Ante la interpelación fraterna de los laicos militantes y la iluminación magisterial de nuestros pastores, sentimos y manifestamos el deseo de comprometernos antes los retos actuales y de futuro que tiene planteada nuestra iglesia en el mundo actual, aspiramos a vivir:
- Desde la fidelidad a la eclesiología del Concilio Vaticano II: Iglesia en el mundo, fraterna y coloquial, expresada en realidades eclesiales de pueblo de Dios que manifiesten la dignidad y la igualdad de hijos de Dios que nos concede nuestra condición bautismal. El trabajo en equipo como signo y manifestación de la comunión y la dignidad compartida.
- Optando por las personas concretas y los valores fundamentales de justicia y dignidad, con una opción por acompañar a todos y por animar a la acción concreta y local con visión global y universal, desde la experiencia de Cristo y su invitación a la vivencia de las bienaventuranzas.
- Siendo sacerdotes compasivos y dignos de fe en los sentimientos de Cristo: Iglesia buena samaritana con los crucificados de la historia actual. De la exclusión a la inclusión, priorización de la comunidad por los débiles. La aspiración de la mundialización de los derechos humanos que viene por el compromiso personal y comunitario. Opción por pequeñas experiencias de luz y sal de comunión y fraternidad. Aceptar el reto de las minorías significativas.
- Desde la apuesta por la conexión fe - vida: lectura creyente de la vida y la historia. Sirviendo la palabra elaborada y amasada con la vida y la historia de los que acompañamos y una liturgia del misterio celebrado desde la vida y los acontecimientos de las personas y las comunidades, presidida desde la caridad pastoral del ministerio, acompañando proyectos y procesos con la espiritualidad de la levadura y del grano de mostaza.
- Servidores de la esperanza y de la utopía del reino, que ayudemos a ver las posibilidades de este momento y las grietas en las durezas de la realidad que nos permiten adentrarnos en la historia con la compasión y la ternura, aprovechando todos signos del espíritu de Cristo Resucitado que ya está actuando y es imparable en el mundo en el que vivimos y al que estamos llamados a amar para que se salve y tenga vida en abundancia.

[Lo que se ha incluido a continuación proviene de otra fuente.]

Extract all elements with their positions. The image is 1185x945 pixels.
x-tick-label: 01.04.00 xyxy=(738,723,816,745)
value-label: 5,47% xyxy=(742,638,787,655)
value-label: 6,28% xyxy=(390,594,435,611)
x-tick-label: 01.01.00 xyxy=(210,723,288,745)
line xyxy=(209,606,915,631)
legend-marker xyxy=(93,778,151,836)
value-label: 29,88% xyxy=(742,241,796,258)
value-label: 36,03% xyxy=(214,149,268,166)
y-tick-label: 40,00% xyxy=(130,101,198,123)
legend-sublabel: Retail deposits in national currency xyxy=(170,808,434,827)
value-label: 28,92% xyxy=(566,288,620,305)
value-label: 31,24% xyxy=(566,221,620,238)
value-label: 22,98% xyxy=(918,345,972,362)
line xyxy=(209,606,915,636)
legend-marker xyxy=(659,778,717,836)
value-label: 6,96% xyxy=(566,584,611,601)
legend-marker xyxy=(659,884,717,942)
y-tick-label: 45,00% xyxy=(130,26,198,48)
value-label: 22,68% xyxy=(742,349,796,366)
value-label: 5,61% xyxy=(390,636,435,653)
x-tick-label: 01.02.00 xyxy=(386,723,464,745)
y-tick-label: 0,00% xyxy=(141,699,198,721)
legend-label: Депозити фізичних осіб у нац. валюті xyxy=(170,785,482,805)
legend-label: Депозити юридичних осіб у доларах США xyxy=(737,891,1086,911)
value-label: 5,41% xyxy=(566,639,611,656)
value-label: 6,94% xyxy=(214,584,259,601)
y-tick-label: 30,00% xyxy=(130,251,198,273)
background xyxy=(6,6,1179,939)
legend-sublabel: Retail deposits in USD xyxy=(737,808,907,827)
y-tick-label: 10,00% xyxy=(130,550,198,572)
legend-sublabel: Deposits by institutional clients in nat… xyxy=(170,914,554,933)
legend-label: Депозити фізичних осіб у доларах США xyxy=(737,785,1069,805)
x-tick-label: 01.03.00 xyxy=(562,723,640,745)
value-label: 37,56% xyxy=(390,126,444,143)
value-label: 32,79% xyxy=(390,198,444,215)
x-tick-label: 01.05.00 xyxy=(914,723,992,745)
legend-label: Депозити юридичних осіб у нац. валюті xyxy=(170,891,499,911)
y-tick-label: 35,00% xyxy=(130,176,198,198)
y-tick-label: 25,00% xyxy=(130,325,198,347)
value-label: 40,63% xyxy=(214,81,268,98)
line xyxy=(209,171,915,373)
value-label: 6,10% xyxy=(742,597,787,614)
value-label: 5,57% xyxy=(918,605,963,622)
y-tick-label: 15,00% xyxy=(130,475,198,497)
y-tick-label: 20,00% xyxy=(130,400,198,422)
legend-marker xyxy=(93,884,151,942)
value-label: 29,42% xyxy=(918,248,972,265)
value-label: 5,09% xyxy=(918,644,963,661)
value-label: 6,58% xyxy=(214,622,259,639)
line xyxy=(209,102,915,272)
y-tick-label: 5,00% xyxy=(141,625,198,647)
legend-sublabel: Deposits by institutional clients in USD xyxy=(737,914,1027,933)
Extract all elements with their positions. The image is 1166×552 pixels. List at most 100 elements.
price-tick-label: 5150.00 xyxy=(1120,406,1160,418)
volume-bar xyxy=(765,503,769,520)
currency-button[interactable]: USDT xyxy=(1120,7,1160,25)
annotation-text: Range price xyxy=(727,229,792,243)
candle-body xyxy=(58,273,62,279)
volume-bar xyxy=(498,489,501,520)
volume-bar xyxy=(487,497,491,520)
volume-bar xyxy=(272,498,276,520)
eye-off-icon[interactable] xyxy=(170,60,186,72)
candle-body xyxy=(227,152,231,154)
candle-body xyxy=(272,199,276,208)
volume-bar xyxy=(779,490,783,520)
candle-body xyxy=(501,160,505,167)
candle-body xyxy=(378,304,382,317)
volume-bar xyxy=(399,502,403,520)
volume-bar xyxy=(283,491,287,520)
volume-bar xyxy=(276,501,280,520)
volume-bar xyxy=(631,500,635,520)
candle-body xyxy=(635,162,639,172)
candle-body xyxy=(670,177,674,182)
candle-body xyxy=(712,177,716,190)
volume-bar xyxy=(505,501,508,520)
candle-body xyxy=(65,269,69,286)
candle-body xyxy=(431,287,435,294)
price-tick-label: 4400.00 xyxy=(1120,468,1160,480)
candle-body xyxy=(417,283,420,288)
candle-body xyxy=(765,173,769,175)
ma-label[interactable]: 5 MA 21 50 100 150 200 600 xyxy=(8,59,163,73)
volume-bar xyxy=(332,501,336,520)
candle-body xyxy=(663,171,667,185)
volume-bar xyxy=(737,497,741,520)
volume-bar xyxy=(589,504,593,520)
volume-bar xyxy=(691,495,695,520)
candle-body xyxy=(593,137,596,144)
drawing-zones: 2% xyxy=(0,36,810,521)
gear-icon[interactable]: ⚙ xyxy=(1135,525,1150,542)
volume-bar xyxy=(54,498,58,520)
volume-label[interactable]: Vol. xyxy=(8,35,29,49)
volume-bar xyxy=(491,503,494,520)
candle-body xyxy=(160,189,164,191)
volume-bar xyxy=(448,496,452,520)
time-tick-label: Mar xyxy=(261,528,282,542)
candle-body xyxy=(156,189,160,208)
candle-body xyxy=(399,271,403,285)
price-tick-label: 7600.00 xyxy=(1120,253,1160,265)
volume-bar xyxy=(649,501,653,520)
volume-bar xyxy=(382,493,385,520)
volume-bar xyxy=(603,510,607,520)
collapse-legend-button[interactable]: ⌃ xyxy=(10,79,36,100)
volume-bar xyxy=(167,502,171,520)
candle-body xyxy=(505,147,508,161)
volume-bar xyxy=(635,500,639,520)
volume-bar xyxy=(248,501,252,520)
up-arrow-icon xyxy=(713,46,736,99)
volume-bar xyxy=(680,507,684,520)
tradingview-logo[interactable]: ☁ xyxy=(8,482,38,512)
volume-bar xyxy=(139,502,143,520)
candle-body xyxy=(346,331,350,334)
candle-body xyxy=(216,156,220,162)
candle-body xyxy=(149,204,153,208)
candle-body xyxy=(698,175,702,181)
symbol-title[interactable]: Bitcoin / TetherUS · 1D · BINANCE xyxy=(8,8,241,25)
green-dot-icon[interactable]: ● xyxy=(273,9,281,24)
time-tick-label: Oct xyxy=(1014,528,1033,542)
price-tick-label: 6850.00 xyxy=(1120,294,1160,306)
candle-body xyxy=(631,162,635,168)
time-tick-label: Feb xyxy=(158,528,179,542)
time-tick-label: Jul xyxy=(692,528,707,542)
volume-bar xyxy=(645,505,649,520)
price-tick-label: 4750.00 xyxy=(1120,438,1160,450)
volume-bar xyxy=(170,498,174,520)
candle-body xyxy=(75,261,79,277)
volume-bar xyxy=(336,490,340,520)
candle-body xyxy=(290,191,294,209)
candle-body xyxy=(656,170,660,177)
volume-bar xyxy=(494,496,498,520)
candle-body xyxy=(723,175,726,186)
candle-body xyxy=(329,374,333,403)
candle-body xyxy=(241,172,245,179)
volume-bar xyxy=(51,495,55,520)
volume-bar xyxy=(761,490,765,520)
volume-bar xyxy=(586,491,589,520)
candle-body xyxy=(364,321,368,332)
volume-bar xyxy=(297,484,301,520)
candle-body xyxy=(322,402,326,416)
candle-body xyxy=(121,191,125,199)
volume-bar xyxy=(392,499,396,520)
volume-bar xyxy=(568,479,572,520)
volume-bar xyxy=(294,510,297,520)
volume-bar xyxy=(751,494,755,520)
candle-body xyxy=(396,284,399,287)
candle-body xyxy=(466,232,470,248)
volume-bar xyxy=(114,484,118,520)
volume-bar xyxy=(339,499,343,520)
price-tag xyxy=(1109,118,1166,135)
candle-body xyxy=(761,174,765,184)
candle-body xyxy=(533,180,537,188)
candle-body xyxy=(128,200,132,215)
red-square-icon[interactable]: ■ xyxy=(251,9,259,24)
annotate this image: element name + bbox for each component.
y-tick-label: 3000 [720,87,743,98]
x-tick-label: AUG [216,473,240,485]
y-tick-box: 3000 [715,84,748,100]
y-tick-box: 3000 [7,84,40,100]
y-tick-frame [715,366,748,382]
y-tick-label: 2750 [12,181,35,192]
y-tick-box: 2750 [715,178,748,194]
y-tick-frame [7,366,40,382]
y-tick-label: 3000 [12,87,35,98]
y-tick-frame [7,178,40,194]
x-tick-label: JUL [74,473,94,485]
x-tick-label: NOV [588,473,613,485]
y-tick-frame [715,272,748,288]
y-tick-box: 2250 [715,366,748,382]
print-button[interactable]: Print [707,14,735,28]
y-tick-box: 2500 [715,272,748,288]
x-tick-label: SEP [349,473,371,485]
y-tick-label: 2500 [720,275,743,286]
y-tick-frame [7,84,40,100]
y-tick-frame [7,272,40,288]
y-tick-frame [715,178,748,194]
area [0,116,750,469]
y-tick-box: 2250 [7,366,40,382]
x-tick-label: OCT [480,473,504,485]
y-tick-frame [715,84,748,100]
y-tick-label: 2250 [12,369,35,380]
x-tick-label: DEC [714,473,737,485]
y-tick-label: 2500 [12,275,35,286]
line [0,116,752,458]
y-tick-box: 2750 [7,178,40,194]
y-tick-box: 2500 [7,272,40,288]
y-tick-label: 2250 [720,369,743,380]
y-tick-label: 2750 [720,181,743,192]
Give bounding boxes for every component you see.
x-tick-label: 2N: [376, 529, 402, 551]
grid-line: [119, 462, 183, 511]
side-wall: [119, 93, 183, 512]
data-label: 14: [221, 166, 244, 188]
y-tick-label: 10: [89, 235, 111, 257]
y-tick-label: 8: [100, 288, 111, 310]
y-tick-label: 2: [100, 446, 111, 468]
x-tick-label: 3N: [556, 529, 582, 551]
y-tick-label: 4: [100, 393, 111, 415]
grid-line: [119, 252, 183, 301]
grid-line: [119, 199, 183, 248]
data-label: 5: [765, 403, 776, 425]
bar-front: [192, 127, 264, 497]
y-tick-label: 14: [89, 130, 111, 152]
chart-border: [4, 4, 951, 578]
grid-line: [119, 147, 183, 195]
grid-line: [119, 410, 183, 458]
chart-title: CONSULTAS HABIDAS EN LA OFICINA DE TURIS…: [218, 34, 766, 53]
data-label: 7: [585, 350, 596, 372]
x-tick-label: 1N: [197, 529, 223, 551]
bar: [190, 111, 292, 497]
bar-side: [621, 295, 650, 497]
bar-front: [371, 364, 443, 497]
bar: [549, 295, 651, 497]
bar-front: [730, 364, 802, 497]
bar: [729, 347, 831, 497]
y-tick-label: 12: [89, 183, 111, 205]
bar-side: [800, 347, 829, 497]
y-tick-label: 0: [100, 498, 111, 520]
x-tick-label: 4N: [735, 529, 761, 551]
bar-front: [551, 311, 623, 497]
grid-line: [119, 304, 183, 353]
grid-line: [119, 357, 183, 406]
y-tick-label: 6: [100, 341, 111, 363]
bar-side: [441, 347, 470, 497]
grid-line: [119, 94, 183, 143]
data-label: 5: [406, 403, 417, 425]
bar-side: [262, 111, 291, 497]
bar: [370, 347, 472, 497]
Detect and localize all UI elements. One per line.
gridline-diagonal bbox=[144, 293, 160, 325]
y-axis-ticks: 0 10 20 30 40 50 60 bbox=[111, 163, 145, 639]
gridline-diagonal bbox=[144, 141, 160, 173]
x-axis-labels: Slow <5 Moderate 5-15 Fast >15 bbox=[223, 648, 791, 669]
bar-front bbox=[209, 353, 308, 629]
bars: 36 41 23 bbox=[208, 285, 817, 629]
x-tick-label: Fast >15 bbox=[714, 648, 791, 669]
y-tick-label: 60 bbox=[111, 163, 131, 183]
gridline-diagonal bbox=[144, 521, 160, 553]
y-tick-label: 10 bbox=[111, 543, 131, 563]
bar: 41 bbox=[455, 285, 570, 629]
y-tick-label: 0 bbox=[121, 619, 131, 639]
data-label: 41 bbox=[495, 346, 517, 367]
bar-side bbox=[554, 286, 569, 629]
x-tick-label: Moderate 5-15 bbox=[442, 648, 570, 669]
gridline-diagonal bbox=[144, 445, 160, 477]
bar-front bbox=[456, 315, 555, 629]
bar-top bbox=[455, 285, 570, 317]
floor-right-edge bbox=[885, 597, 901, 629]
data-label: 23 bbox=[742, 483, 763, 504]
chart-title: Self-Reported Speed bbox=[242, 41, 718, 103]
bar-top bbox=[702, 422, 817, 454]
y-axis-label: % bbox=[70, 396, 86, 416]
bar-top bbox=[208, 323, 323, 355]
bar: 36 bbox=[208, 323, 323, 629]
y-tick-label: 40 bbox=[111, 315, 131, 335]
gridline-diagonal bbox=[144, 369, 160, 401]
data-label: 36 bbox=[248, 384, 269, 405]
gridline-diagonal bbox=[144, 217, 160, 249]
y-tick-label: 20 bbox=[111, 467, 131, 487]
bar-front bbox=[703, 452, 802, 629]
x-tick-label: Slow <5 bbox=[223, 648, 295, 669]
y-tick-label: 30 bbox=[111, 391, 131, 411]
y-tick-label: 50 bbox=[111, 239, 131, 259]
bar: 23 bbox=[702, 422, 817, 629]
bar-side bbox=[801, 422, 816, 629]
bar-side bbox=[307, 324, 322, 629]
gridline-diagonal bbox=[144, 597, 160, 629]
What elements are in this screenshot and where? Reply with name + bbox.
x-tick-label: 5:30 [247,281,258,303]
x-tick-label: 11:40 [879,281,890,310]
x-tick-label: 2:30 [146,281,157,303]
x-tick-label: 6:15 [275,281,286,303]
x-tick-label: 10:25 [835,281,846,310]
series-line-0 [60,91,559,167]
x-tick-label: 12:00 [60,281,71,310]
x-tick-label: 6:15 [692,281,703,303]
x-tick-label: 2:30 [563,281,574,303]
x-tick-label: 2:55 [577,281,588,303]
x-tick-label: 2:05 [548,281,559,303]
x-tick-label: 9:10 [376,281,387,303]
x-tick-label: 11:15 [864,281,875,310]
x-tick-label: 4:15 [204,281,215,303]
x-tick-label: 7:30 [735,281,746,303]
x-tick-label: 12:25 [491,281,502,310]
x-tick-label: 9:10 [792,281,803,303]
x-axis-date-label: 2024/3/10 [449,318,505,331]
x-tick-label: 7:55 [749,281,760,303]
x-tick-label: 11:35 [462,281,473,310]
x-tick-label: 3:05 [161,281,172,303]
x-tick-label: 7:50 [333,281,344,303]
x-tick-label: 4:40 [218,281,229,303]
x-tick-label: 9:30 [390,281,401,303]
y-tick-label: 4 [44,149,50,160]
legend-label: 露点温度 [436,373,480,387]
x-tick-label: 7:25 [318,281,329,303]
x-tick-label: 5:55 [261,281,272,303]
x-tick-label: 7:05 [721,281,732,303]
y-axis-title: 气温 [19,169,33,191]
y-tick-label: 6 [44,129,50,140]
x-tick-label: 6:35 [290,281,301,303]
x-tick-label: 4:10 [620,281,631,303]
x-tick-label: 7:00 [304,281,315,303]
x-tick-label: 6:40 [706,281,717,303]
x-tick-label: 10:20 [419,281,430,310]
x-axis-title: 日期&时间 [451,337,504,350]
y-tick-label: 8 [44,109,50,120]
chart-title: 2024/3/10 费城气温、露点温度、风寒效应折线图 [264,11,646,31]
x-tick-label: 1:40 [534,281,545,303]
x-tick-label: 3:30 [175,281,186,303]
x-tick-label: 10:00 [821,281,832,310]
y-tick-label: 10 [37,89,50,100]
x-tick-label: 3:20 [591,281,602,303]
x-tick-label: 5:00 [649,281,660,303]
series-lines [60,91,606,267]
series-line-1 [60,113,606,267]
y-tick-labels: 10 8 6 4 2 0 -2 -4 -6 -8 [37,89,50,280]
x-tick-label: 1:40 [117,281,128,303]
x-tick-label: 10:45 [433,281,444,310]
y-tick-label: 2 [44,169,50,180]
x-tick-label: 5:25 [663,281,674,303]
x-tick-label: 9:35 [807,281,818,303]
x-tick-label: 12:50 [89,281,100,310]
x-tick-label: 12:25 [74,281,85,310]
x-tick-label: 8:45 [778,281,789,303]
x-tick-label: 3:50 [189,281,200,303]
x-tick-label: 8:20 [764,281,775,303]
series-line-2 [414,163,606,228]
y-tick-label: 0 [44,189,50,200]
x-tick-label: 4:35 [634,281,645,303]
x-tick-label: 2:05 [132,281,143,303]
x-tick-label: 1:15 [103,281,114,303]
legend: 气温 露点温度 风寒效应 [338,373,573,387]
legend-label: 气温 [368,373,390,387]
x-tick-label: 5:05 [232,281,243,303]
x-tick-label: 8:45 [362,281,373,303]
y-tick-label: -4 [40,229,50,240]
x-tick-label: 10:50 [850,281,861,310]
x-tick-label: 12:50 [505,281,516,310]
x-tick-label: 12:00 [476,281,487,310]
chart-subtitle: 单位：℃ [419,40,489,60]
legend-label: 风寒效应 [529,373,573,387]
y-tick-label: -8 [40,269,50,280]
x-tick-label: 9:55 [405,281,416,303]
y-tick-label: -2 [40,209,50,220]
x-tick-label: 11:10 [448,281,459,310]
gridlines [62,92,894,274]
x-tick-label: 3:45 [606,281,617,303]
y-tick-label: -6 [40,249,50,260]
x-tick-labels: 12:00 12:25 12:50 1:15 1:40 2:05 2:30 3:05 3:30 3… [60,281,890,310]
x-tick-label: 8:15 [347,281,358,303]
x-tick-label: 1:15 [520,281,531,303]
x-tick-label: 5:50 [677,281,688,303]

Desde la reflexión y la experiencia vivida en los movimientos, y desde ellos en la Iglesia y en el mundo, creemos que la Acción Católica al día de hoy está respondiendo al deseo de ser iglesia en el corazón del mundo, posibilitando la vivencia de la identidad y de la comunión y de la misión tanto en el laicado como en el presbiterado, en verdadera corresponsabilidad. En el deseo de llegar a la realidad en sus entrañas y en sus ambientes desde una iglesia fraterna y corresponsable, entendemos que hemos de ofrecer estos instrumentos para servir a la iglesia y al mundo como entendemos que el Padre quiere que lo hagamos. Aceptamos el reto que supone seguir adelante y estar dispuestos a revisarnos y dejarnos configurar en la novedad que requiera la realidad para estar vigilantes y poder responder a los signos de los tiempos que cada día están cambiando y ofreciendo nuevos caminos y posibilidades de evangelizar.